更にはオーバーサイズのシャツとハーフパンツに、腰にはジャラジャラと何重ものチェーンと、いかにもなチャラついた風貌だった。
(見ず知らずのあんたなんかには関係ないだろっ……とは言えない、よね。逆ギレされて殴られでもしたらたまったもんじゃない)
学校のクラスの中でも比較的大人しめなグループに属していた少年にとって、現れた彼はハッキリと言ってしまえば真逆なタイプの人間だ。水と油くらいに親和性が無いだろう。もちろん、できることなら関わり合いにはなりたくない。
「別に……なにもしてないですよ」
少年はそう思い、当たり障りのない返答をした。
「そうなのか? なんか随分と思い詰めてそうだったし、車道にでも飛び込むんじゃねえかと思っちまったよ」
「えっ……っ」
再び心臓が大きく跳ね上がる。図星を突かれかけた少年だったが、それでも平静を装うとする。
「き……気のせいですよ」
「オマエ、ウソつくの下手だなあ」
特に何か悪いことをした覚えもないが、罪悪感に似た感情が少年の胸を締め付ける。
(なんでもいいだろ、ほっといてくれ……!)
仮に今『死にたい』と告げたところで、両親が他界した事実を打ち明けたところで、一体彼に何ができようか。せいぜい同情が良いとこだろう。余計なお世話でしかない。
「……本当になんでもないですから」
そう思い至った少年は、外方を向くように冷たく突き放した。男は、おかしいなと言ったように首を傾げ、少年を観察し続けている。
「オマエ、名前は?」
「……名前なんて聞いてどうするんですか」
「聞いただけだよ。俺は詠人っていうんだ、オマエは?」
「…………陸」
先に名乗られてしまった手前、自分も名乗り返さないといけないような義務感に苛まれたリクは、ボソリと小さく名を告げた。

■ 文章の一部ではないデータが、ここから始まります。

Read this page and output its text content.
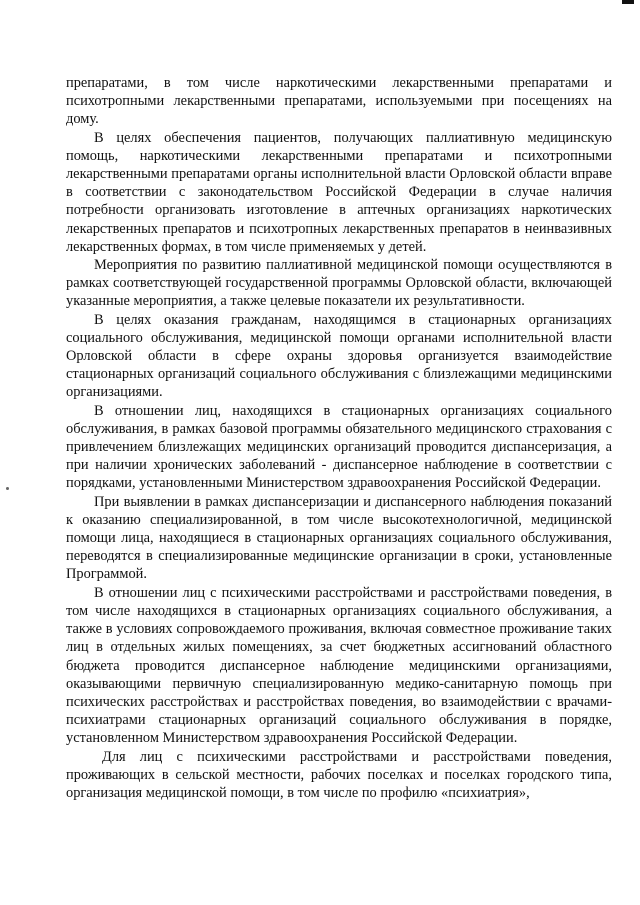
препаратами, в том числе наркотическими лекарственными препаратами и психотропными лекарственными препаратами, используемыми при посещениях на дому.

В целях обеспечения пациентов, получающих паллиативную медицинскую помощь, наркотическими лекарственными препаратами и психотропными лекарственными препаратами органы исполнительной власти Орловской области вправе в соответствии с законодательством Российской Федерации в случае наличия потребности организовать изготовление в аптечных организациях наркотических лекарственных препаратов и психотропных лекарственных препаратов в неинвазивных лекарственных формах, в том числе применяемых у детей.

Мероприятия по развитию паллиативной медицинской помощи осуществляются в рамках соответствующей государственной программы Орловской области, включающей указанные мероприятия, а также целевые показатели их результативности.

В целях оказания гражданам, находящимся в стационарных организациях социального обслуживания, медицинской помощи органами исполнительной власти Орловской области в сфере охраны здоровья организуется взаимодействие стационарных организаций социального обслуживания с близлежащими медицинскими организациями.

В отношении лиц, находящихся в стационарных организациях социального обслуживания, в рамках базовой программы обязательного медицинского страхования с привлечением близлежащих медицинских организаций проводится диспансеризация, а при наличии хронических заболеваний - диспансерное наблюдение в соответствии с порядками, установленными Министерством здравоохранения Российской Федерации.

При выявлении в рамках диспансеризации и диспансерного наблюдения показаний к оказанию специализированной, в том числе высокотехнологичной, медицинской помощи лица, находящиеся в стационарных организациях социального обслуживания, переводятся в специализированные медицинские организации в сроки, установленные Программой.

В отношении лиц с психическими расстройствами и расстройствами поведения, в том числе находящихся в стационарных организациях социального обслуживания, а также в условиях сопровождаемого проживания, включая совместное проживание таких лиц в отдельных жилых помещениях, за счет бюджетных ассигнований областного бюджета проводится диспансерное наблюдение медицинскими организациями, оказывающими первичную специализированную медико-санитарную помощь при психических расстройствах и расстройствах поведения, во взаимодействии с врачами-психиатрами стационарных организаций социального обслуживания в порядке, установленном Министерством здравоохранения Российской Федерации.

Для лиц с психическими расстройствами и расстройствами поведения, проживающих в сельской местности, рабочих поселках и поселках городского типа, организация медицинской помощи, в том числе по профилю «психиатрия»,
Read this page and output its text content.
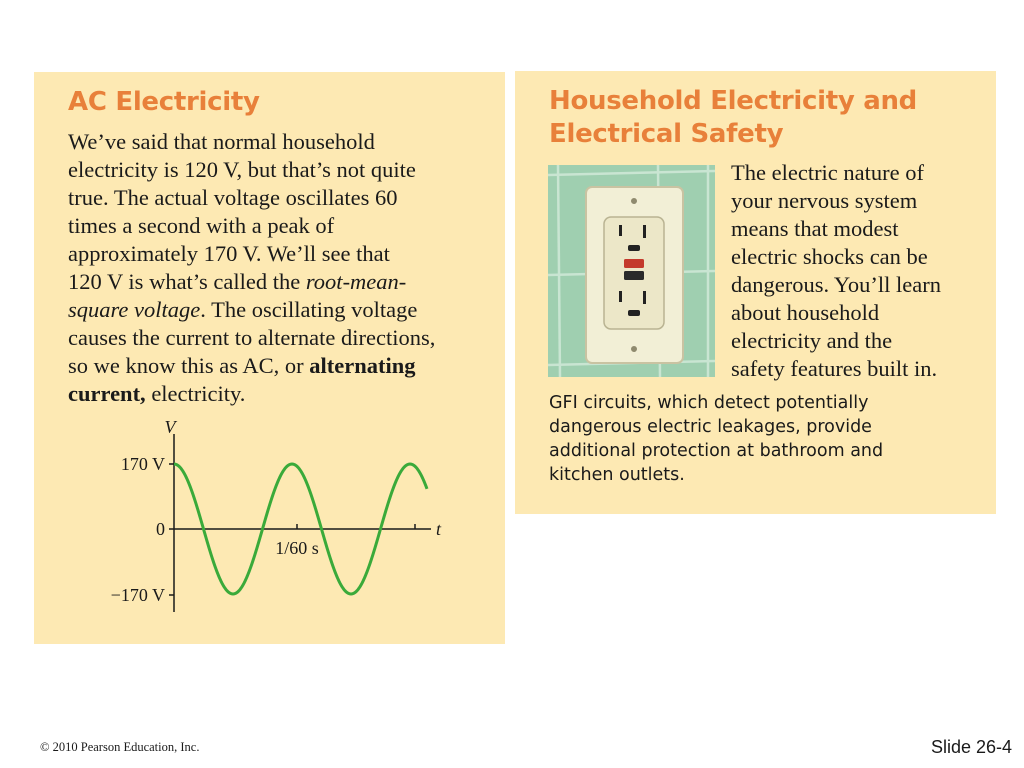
AC Electricity

We’ve said that normal household
electricity is 120 V, but that’s not quite
true. The actual voltage oscillates 60
times a second with a peak of
approximately 170 V. We’ll see that
120 V is what’s called the root-mean-
square voltage. The oscillating voltage
causes the current to alternate directions,
so we know this as AC, or alternating
current, electricity.

V
170 V
0
−170 V
1/60 s
t
Household Electricity and
Electrical Safety

The electric nature of
your nervous system
means that modest
electric shocks can be
dangerous. You’ll learn
about household
electricity and the
safety features built in.

GFI circuits, which detect potentially
dangerous electric leakages, provide
additional protection at bathroom and
kitchen outlets.

© 2010 Pearson Education, Inc.	Slide 26-4
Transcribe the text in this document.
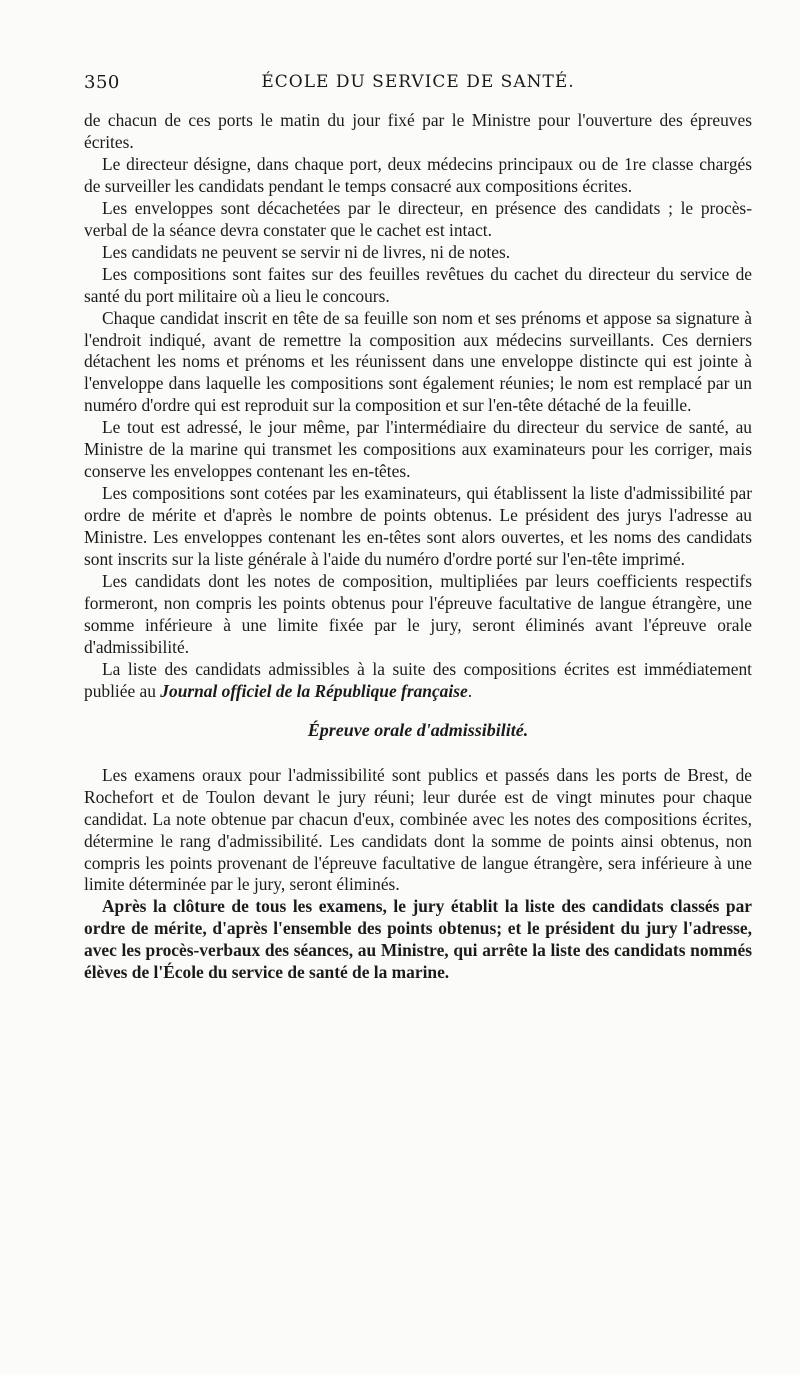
350	ÉCOLE DU SERVICE DE SANTÉ.

de chacun de ces ports le matin du jour fixé par le Ministre pour l'ouverture des épreuves écrites.

Le directeur désigne, dans chaque port, deux médecins principaux ou de 1re classe chargés de surveiller les candidats pendant le temps consacré aux compositions écrites.

Les enveloppes sont décachetées par le directeur, en présence des candidats ; le procès-verbal de la séance devra constater que le cachet est intact.

Les candidats ne peuvent se servir ni de livres, ni de notes.

Les compositions sont faites sur des feuilles revêtues du cachet du directeur du service de santé du port militaire où a lieu le concours.

Chaque candidat inscrit en tête de sa feuille son nom et ses prénoms et appose sa signature à l'endroit indiqué, avant de remettre la composition aux médecins surveillants. Ces derniers détachent les noms et prénoms et les réunissent dans une enveloppe distincte qui est jointe à l'enveloppe dans laquelle les compositions sont également réunies; le nom est remplacé par un numéro d'ordre qui est reproduit sur la composition et sur l'en-tête détaché de la feuille.

Le tout est adressé, le jour même, par l'intermédiaire du directeur du service de santé, au Ministre de la marine qui transmet les compositions aux examinateurs pour les corriger, mais conserve les enveloppes contenant les en-têtes.

Les compositions sont cotées par les examinateurs, qui établissent la liste d'admissibilité par ordre de mérite et d'après le nombre de points obtenus. Le président des jurys l'adresse au Ministre. Les enveloppes contenant les en-têtes sont alors ouvertes, et les noms des candidats sont inscrits sur la liste générale à l'aide du numéro d'ordre porté sur l'en-tête imprimé.

Les candidats dont les notes de composition, multipliées par leurs coefficients respectifs formeront, non compris les points obtenus pour l'épreuve facultative de langue étrangère, une somme inférieure à une limite fixée par le jury, seront éliminés avant l'épreuve orale d'admissibilité.

La liste des candidats admissibles à la suite des compositions écrites est immédiatement publiée au Journal officiel de la République française.

Épreuve orale d'admissibilité.

Les examens oraux pour l'admissibilité sont publics et passés dans les ports de Brest, de Rochefort et de Toulon devant le jury réuni; leur durée est de vingt minutes pour chaque candidat. La note obtenue par chacun d'eux, combinée avec les notes des compositions écrites, détermine le rang d'admissibilité. Les candidats dont la somme de points ainsi obtenus, non compris les points provenant de l'épreuve facultative de langue étrangère, sera inférieure à une limite déterminée par le jury, seront éliminés.

Après la clôture de tous les examens, le jury établit la liste des candidats classés par ordre de mérite, d'après l'ensemble des points obtenus; et le président du jury l'adresse, avec les procès-verbaux des séances, au Ministre, qui arrête la liste des candidats nommés élèves de l'École du service de santé de la marine.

「そうか……リクか。うっし、じゃあコレやるよ。お近付きのシルシってやつだ」
エイトはそう言うと、ポケットからセンスを疑うような蛇柄の長財布を取り出し、その中から一枚の名刺をリクに無理矢理と渡すように握らせた。
(なんだ……?)
手の平サイズほどの白い名刺には、恐らく彼が活動の拠点としているであろうオフィスの住所に加え、携帯電話の番号やメールアドレスが記載されている。だが何よりも目を引いたのが『特殊音楽療法心療士 蒼井詠人』という、彼のフルネームの横に載っていた聞いたこともない肩書きであった。
(怪しい、というか胡散臭すぎる……!)
「うおっ、やっべ! バイト始まっちまうんだった!」
名刺を凝視したリクが疑念を募らせるのを余所に、エイトは本来の所用を思い出したようだ。すると瞬く間に焦った様子へと早変わりを見せ、駆け足で公園を後にしていく。
「またな、リク! それと――」
そして、去り際に一度だけ振り返ると――
「――死にたくなったら、いつでも電話しな」
リクが手にした名刺に向けて指差しそれだけを告げた彼は、繁華街がある方角へ颯爽と走り去っていったのだった。
「…………」
みるみる内に小さくなっていくエイトの大きな背中を、見えなくなるまでリクは黙って見続けている。いきなり吹き荒れては通り過ぎていく、突風のような男だった。
(悪い人では……ないのかな)
風貌こそ近寄りがたい雰囲気な上に、名刺に記載された肩書きの胡散臭さは拭えないが、案外まともな人なのかもしれない。
――『死にたい』という感情は、少しだけ和らいでいた。